Twenty Egyptian and international rights groups, including Amnesty International and Human Rights Watch, praised President Abdel Fattah El-Sisi’s move to return the controversial criminal procedures bill to parliament, calling it a rare concession to mounting public pressure.
In a joint statement, the organizations called the move “a critical opportunity” to overhaul a bill they say endangers core rights and constitutional safeguards.
El-Sisi’s referral, issued Sunday, flagged serious issues with governance, clarity, and feasibility.
The statement also urged parliament to strengthen protections around home privacy, defendants’ rights, and to expand noncustodial alternatives to pretrial detention.
The groups noted that the president’s concerns mirrored those raised earlier by civil society and UN experts, particularly on warrantless searches, shrinking defense rights, and the lack of real alternatives to jail.
Further, the signatories called on lawmakers to “correct course” by scrapping the current draft and starting over. They urged a nationwide consultation with legal experts, rights defenders, and professional associations to ensure the rewrite goes beyond the president’s edits and addresses all critical flaws.
The bill had already drawn fierce backlash in parliament. Critics warned it would drag Egypt’s justice system decades into the past, granting police and prosecutors sweeping powers to monitor communications, seize assets, restrict defense rights, and run remote trials with limited oversight. It also failed to stop the abusive practice of “rotation” detention cases to keep people jailed.
Separately, the Arab Center for the Independence of the Judiciary and Legal Profession welcomed the bill’s return but said it doesn’t go far enough.
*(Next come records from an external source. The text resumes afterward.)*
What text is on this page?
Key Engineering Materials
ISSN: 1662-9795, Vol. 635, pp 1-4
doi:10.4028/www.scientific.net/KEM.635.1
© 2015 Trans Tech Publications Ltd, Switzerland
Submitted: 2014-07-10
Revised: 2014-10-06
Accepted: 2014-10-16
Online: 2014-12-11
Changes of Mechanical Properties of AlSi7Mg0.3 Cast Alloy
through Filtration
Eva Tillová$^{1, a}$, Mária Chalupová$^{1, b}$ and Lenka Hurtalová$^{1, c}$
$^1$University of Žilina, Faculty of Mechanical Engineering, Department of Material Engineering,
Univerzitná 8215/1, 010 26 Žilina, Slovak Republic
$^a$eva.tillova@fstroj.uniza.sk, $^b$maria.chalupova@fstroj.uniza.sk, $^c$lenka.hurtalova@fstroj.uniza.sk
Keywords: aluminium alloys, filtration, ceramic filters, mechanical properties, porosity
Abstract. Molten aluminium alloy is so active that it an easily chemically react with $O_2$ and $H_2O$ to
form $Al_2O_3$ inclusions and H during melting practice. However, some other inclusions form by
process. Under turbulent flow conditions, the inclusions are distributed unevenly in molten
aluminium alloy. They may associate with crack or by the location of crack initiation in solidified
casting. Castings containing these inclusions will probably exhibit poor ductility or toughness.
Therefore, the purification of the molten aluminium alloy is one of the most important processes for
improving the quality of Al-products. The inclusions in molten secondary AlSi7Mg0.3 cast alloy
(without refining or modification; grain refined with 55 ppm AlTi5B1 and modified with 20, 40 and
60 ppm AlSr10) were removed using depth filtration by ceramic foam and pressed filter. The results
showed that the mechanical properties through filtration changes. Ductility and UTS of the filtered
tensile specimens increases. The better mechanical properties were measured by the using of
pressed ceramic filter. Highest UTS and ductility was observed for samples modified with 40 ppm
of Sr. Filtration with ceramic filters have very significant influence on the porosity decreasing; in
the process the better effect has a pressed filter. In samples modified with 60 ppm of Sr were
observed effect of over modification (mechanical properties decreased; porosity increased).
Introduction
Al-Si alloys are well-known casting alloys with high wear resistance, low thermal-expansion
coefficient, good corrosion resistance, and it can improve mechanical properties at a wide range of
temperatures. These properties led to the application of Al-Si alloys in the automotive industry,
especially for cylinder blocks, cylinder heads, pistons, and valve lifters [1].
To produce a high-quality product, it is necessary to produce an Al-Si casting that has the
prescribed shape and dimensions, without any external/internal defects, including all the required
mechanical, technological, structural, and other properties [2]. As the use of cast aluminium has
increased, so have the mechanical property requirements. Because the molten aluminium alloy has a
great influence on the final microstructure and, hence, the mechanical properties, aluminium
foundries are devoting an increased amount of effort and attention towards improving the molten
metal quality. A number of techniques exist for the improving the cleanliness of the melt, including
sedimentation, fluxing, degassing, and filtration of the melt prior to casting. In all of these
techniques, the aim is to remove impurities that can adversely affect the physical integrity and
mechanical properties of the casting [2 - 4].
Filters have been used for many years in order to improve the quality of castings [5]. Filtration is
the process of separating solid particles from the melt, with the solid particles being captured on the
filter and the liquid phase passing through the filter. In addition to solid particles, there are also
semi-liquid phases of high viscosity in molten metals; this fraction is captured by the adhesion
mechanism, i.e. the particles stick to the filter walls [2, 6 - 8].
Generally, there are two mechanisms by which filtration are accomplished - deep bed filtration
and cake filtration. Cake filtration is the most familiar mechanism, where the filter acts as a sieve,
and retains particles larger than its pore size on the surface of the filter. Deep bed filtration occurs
In its own statement, it pushed for inclusive public dialogue involving independent scholars, civil society, and legal professionals.
It also called for a neutral drafting committee to write a new version that balances public safety with due process and aligns with international human rights standards.
Groups signing the joint statement included the Egyptian Initiative for Personal Rights, the Egyptian Commission for Rights and Freedoms, the Freedom of Thought and Expression Foundation, the Committee for Justice, the Cairo Institute for Human Rights Studies, and the International Commission of Jurists, among others.